My kids have put me into Green Haven, a "retirement home" and they are feeling guilty. I don't mind Green Haven so much at all, but I like to see them squirm. This is probably the first time in their complacent little lives they have ever felt any real guilt, or even much of anything beyond a vague sense of put-uponness or self-satisfaction. I do wish they wouldn't feel the need to visit quite so often and I definitely wish they would leave those fat, sullen, cellphone-dependent brats of theirs at home. We'd all be happier that way.
I wish they would quit bringing me food treats too. They of course believe all institutional food is by definition inedible so every time they visit they bring meals. My daughter Julie's made from a mix brownies are appreciated, especially by the other "residents" of Green Haven, but not even the stray cats will touch Mary Ellen's chicken salad. I have worked out an arrangement with one of the nurses here, Marie. I give her the chicken salad and she lets her daughter feed it to the 4H-project pig, and Marie sneaks me in pitchers of Bloody Marys already mixed up to keep in my mini-fridge. Everybody is happy that way, especially the pig, who I understand is named Marge, after that funny cartoon lady on TV.
The salad, like most of everything else Mary Ellen makes, is chockablock with mayo and various other goopy substances that don't do me any good but are probably perfect pig food, and I hope Marge wins a blue ribbon at the fair.
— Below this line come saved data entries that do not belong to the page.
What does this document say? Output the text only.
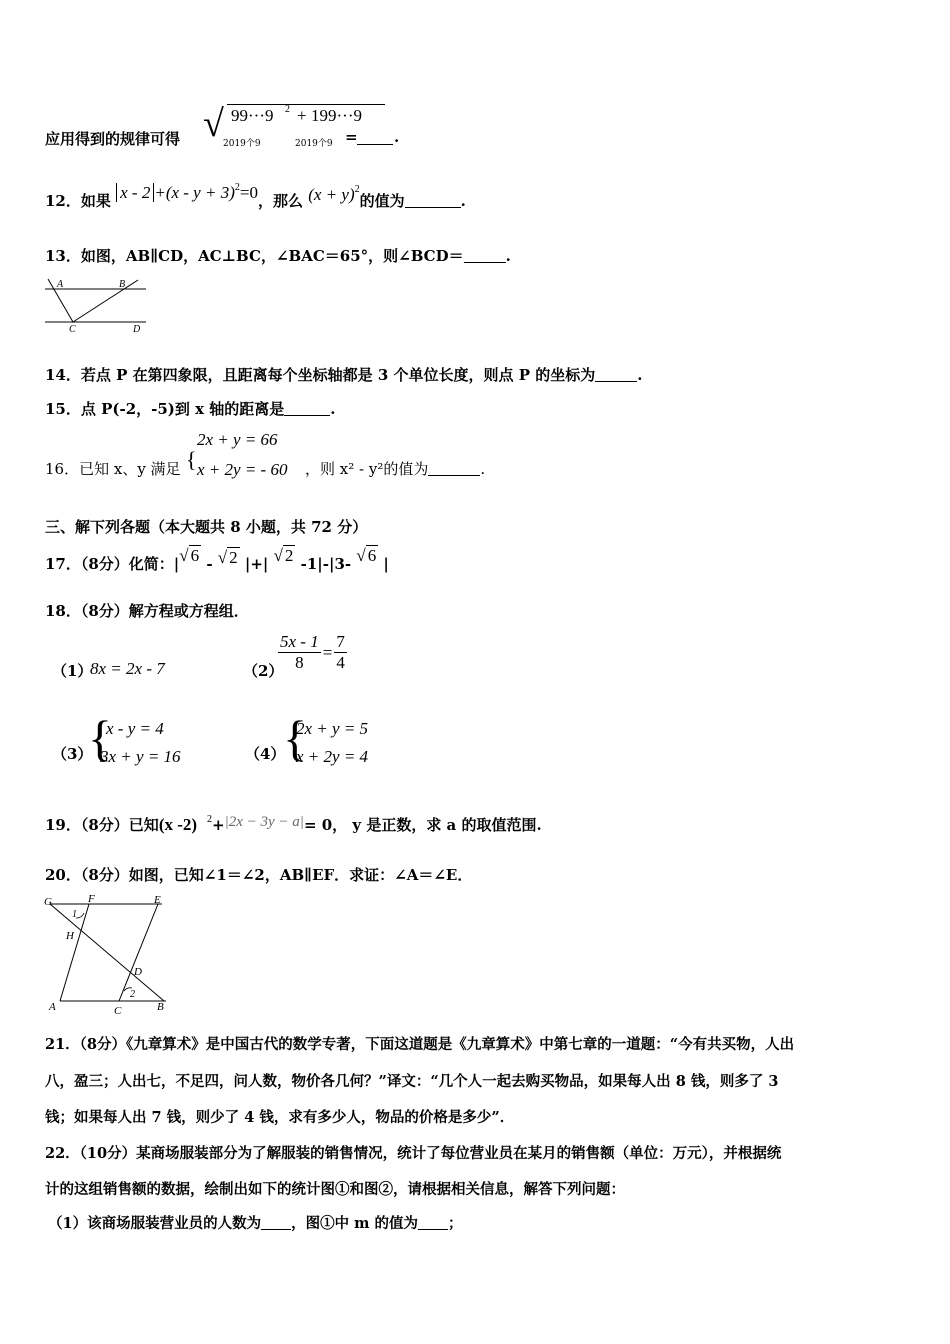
应用得到的规律可得 √ 99···9 2 + 199···9
2019个9	2019个9 = .
12．如果 $x - 2 +(x - y + 3)^2=0$，那么 $(x + y)^2$的值为	.
13．如图，AB∥CD，AC⊥BC，∠BAC＝65°，则∠BCD＝	.
A	B
C	D
14．若点 P 在第四象限，且距离每个坐标轴都是 3 个单位长度，则点 P 的坐标为	.
15．点 P(-2，-5)到 x 轴的距离是	.
16．已知 x、y 满足 {
2x + y = 66
x + 2y = - 60 ，则 x² - y²的值为	.
三、解下列各题（本大题共 8 小题，共 72 分）
17．（8分）化简：|√ 6 - √ 2 |+| √ 2 -1|-|3- √ 6 |
18．（8分）解方程或方程组．
（1）
8x = 2x - 7	（2）
$\frac{5x - 1}{8} = \frac{7}{4}$
（3）
{
x - y = 4
3x + y = 16	（4）
{
2x + y = 5
x + 2y = 4
19．（8分）已知(x -2) $^2$+|2x − 3y − a|= 0， y 是正数，求 a 的取值范围.
20．（8分）如图，已知∠1＝∠2，AB∥EF．求证：∠A＝∠E．
G	F	E
H
D
A	C	B
1
2
21．（8分）《九章算术》是中国古代的数学专著，下面这道题是《九章算术》中第七章的一道题：“今有共买物，人出
八，盈三；人出七，不足四，问人数，物价各几何？”译文：“几个人一起去购买物品，如果每人出 8 钱，则多了 3
钱；如果每人出 7 钱，则少了 4 钱，求有多少人，物品的价格是多少”．
22．（10分）某商场服装部分为了解服装的销售情况，统计了每位营业员在某月的销售额（单位：万元），并根据统
计的这组销售额的数据，绘制出如下的统计图①和图②，请根据相关信息，解答下列问题：
（1）该商场服装营业员的人数为 ，图①中 m 的值为 ；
Sometimes I try to give the grandkids money, because that's what grandparents do, right? My own dear Granny Ruth used to come visit us twice a year and always made sure to leave us with a little something. In those days, of course, a very little something went a pretty long way. Nowadays of course you're lucky if you can buy a Pepsi from a machine for fifty cents. So I adjust for inflation and give the kids twenty bucks apiece, minimum. They accept it in the remote, impersonal nongratitude you see in toll-takers and parking garage attendants, but their parents always protest. My son Dave always says "You ought to hang onto your money, Ma. Time enough for that when..." then he trails off and seems embarrassed. He means "Time enough for us to have your money when you're dead" but of course he'd deny it if you pointed it out to him, and who knows, he might even believe his denial.
But none of them know that they should accept my little gifts with more appreciation, because *now* is the time for them to get it! My dirty little secret, which I confide only to you and to Mr. Peter Huckaby, my lawyer, is this:
None of them are getting a blessed thin dime when my time comes! The house and car are to go to Way Home, our local charity that helps the homeless and down-and-out. My jewelry goes to Vintage Charm, an outfit in New Mexico that sells old jewelry or makes new jewelry out of its parts.
And all the rest is to be split equally between Jose and Amanda. Jose is the groundskeeper here at Green Haven. He has two kids in college and is bound and determined that the other three should go as well. He works like a maniac and so does his wife and all but the very youngest of their kids.
Amanda is the night nurse, and a kinder, livelier and more considerate soul you will never meet. Her dream, which she has confided to me over a late-night cup of hot chocolate when, as so often happens, I find myself uninterested in sleep, is to buy up the old McNaughton house over in Spring Creek and transform it into a bed and breakfast/bakery. I've eaten her homemade bread and cookies and I think financing her dream is a no-brainer of an investment.